Venezuela’s state oil company PDVSA has signed two agreements with Nigerian firm Veneoranto to advance in the exploration of offshore natural gas reserves.
The ceremony took place on Thursday at Miraflores Presidential Palace. Venezuelan Oil Minister Pedro Tellechea and Veneoranto representative Arthur Eze put pen to paper on deals to study the “technical-economic feasibility” of the Barracuda gas field, located in the Gulf of Venezuela in the country’s west, and the Boca de Serpiente field located in the Deltana Platform on the easternmost maritime border.
According to Venezuelan authorities, the two fields hold a combined 30 trillion cubic feet (tcf) of natural gas. The agreements aim to certify the reserves and possibly move Venezuela to fourth place among the largest natural gas deposits on the planet. The country currently has 200 tcf certified.
Venezuelan state media added that the agreements establish conditions for the future issuing of gas exploration licenses.
Venezuelan President Nicolás Maduro celebrated the new investments and reiterated calls for foreign partners to become involved with the Caribbean nation’s energy sector.
“Venezuela is well prepared in terms of mutual respect and juridical fairness, in order to sign win-win contracts with private sector partners,” he said during a televised broadcast. The Venezuelan president highlighted a portfolio of opportunities for international investors in the oil and gas sectors.
“I am pleased that the natural gas processes are accelerating,” Maduro added. “Soon enough we will be exporting natural gas to Africa.”
For his part, Tellechea highlighted that foreign investors “trust the country, trust the industry and will help Venezuela continue to achieve economic growth and stability.”
Veneoranto is a newly created subsidiary of Atlas Oranto Petroleum, a Nigerian multinational corporation owned by Eze, one of Africa’s wealthiest businessmen. According to its LinkedIn profile, Abuja-headquartered Atlas Oranto currently operates projects in 11 African countries.
Venezuela has courted private sector investment to jumpstart an energy industry heavily targeted by US sanctions. Since 2017, the US Treasury Department has levied financial sanctions, an export embargo, secondary sanctions and a raft of other measures mostly aimed at choking the South American nation’s oil revenues.

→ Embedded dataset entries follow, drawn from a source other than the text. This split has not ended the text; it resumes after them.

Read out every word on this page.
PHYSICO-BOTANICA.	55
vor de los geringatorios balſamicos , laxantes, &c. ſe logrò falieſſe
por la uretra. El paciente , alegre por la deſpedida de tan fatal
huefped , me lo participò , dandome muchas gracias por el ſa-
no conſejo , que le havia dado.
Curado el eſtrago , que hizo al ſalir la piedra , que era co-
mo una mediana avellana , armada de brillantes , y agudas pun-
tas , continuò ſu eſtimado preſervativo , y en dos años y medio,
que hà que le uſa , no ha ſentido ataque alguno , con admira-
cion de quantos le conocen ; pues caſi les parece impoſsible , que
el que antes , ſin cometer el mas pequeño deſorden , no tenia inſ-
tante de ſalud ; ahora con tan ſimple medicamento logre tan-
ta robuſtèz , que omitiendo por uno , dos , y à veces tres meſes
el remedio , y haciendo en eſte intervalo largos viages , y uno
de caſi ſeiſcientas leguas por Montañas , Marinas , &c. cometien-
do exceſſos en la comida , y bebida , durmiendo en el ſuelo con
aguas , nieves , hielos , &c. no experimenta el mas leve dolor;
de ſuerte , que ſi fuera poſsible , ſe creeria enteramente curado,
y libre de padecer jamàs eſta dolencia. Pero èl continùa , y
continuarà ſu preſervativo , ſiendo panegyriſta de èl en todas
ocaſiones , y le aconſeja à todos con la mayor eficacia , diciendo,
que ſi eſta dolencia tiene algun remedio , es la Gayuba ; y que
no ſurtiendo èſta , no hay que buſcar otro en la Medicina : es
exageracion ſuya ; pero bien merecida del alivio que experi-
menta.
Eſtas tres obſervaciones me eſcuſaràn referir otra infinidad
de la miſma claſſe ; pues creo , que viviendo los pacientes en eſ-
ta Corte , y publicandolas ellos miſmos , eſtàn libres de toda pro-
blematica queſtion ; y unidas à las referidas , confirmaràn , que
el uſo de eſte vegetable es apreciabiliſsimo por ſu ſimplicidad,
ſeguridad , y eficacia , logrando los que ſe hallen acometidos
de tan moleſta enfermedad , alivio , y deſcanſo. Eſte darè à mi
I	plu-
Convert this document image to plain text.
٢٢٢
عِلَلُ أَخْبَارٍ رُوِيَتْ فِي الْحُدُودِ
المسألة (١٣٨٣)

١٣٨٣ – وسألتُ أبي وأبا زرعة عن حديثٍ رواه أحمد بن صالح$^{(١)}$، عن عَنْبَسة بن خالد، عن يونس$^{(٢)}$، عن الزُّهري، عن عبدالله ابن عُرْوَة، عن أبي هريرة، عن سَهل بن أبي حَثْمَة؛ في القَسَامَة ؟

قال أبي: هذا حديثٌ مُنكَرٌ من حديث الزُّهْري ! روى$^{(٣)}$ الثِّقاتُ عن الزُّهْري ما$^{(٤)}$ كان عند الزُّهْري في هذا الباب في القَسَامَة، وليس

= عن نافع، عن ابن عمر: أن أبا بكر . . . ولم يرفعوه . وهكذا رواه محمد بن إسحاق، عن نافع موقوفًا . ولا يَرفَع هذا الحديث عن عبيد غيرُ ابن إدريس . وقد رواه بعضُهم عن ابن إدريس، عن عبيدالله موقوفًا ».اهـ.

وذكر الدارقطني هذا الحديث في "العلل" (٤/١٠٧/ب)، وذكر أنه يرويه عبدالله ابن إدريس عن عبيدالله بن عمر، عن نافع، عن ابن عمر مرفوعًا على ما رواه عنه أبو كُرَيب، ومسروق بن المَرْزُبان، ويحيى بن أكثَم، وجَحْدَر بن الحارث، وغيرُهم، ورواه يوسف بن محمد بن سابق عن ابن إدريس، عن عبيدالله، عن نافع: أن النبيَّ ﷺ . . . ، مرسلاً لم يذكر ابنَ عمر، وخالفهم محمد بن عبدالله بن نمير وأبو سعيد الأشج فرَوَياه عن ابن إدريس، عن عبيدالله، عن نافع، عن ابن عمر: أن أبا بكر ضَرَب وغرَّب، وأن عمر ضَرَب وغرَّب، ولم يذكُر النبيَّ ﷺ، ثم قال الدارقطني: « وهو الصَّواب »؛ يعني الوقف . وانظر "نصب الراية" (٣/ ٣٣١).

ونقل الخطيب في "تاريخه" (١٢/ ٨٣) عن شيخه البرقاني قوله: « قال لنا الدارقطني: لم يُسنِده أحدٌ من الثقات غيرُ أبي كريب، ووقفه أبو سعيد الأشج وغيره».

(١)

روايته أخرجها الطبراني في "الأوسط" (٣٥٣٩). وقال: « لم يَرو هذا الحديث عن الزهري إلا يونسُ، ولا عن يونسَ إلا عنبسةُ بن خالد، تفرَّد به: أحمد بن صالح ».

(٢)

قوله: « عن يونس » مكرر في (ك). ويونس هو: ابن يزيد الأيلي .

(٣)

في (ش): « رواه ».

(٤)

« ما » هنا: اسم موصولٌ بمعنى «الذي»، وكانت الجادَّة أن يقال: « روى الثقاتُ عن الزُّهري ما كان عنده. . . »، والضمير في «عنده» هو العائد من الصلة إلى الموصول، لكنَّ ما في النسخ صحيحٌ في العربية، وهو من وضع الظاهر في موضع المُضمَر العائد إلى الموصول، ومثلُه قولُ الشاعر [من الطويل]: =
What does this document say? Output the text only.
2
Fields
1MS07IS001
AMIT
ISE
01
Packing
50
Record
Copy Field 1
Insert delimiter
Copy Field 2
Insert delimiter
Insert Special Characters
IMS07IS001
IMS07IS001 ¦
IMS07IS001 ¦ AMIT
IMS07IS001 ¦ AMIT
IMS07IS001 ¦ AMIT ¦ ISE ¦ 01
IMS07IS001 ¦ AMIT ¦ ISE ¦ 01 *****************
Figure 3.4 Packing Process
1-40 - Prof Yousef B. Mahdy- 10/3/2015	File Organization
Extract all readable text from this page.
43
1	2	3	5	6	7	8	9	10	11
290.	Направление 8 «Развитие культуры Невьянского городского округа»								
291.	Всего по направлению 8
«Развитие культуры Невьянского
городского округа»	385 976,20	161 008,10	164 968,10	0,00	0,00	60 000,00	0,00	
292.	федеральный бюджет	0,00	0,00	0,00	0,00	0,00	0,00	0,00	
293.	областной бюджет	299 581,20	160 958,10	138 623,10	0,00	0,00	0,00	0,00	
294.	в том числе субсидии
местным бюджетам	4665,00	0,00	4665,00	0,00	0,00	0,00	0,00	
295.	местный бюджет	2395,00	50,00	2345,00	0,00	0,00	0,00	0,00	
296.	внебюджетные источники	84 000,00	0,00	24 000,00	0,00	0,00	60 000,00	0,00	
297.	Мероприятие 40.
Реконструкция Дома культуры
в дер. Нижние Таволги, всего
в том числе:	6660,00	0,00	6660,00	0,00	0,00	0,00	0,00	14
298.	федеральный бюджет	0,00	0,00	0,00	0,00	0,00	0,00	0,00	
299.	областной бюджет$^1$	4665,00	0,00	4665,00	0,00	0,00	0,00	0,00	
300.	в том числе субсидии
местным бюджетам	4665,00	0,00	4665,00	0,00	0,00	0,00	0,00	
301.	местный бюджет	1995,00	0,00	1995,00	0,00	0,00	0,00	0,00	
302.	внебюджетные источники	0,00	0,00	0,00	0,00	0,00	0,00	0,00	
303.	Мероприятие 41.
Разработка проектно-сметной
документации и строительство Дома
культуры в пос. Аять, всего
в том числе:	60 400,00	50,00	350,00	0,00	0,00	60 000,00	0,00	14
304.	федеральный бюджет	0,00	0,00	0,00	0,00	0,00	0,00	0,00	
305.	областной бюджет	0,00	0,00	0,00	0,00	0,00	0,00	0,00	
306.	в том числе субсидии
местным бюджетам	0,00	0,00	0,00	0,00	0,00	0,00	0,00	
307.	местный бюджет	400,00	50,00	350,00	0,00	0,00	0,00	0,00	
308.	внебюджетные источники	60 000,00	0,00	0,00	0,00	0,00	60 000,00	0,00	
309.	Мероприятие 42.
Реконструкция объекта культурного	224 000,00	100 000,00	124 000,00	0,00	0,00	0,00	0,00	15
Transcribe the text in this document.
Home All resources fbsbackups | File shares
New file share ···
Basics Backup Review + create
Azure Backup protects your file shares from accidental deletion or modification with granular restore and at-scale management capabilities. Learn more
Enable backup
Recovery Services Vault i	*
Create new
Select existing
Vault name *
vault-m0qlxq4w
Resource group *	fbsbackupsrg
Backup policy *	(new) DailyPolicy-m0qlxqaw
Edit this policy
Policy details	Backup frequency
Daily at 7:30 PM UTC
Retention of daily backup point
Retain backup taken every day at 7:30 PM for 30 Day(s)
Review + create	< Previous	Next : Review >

In April, Washington reimposed wide-reaching coercive measures following a six-month waiver that allowed PDVSA to freely export crude. The US requires companies to seek authorization to deal with Venezuela under the threat of secondary sanctions. It is not presently known whether Atlas Oranto sought or secured a green light from the Treasury Department.
The Maduro government has especially touted investment opportunities in its largely unexplored natural gas reserves. Whereas in joint oil ventures, Venezuelan legislation requires that PDVSA hold a majority stake, a loophole removes that condition for gaseous hydrocarbon projects, effectively meaning that private enterprises can hold the entirety of shares.
Venezuela recently struck two offshore gas deals with neighboring Trinidad and Tobago.
In December, PDVSA issued a 30-year license for a project to explore the 4 tcf Dragon field, located in Venezuelan waters, jointly owned by Trinidad’s National Gas Company (NGC) and Royal Dutch Shell. The latter owns a 70 percent stake and will run operations.
In July, PDVSA granted a 20-year permit for NGC and BP to explore the 1 tcf Cocuina-Manakin field which stretches between Venezuelan and Trinidadian waters. BP will reportedly hold 80 percent of shares. Port of Spain and Caracas agreed to a 66 to 34 percent split of the reserves.
The projects saw Trinidad, Shell and BP need to secure US Treasury licenses to negotiate with the Maduro administration, with US officials attempting to impose that Venezuela receive no cash in the deals. In both cases, PDVSA does not own stakes, with the Caribbean nation limited to taxes and royalties.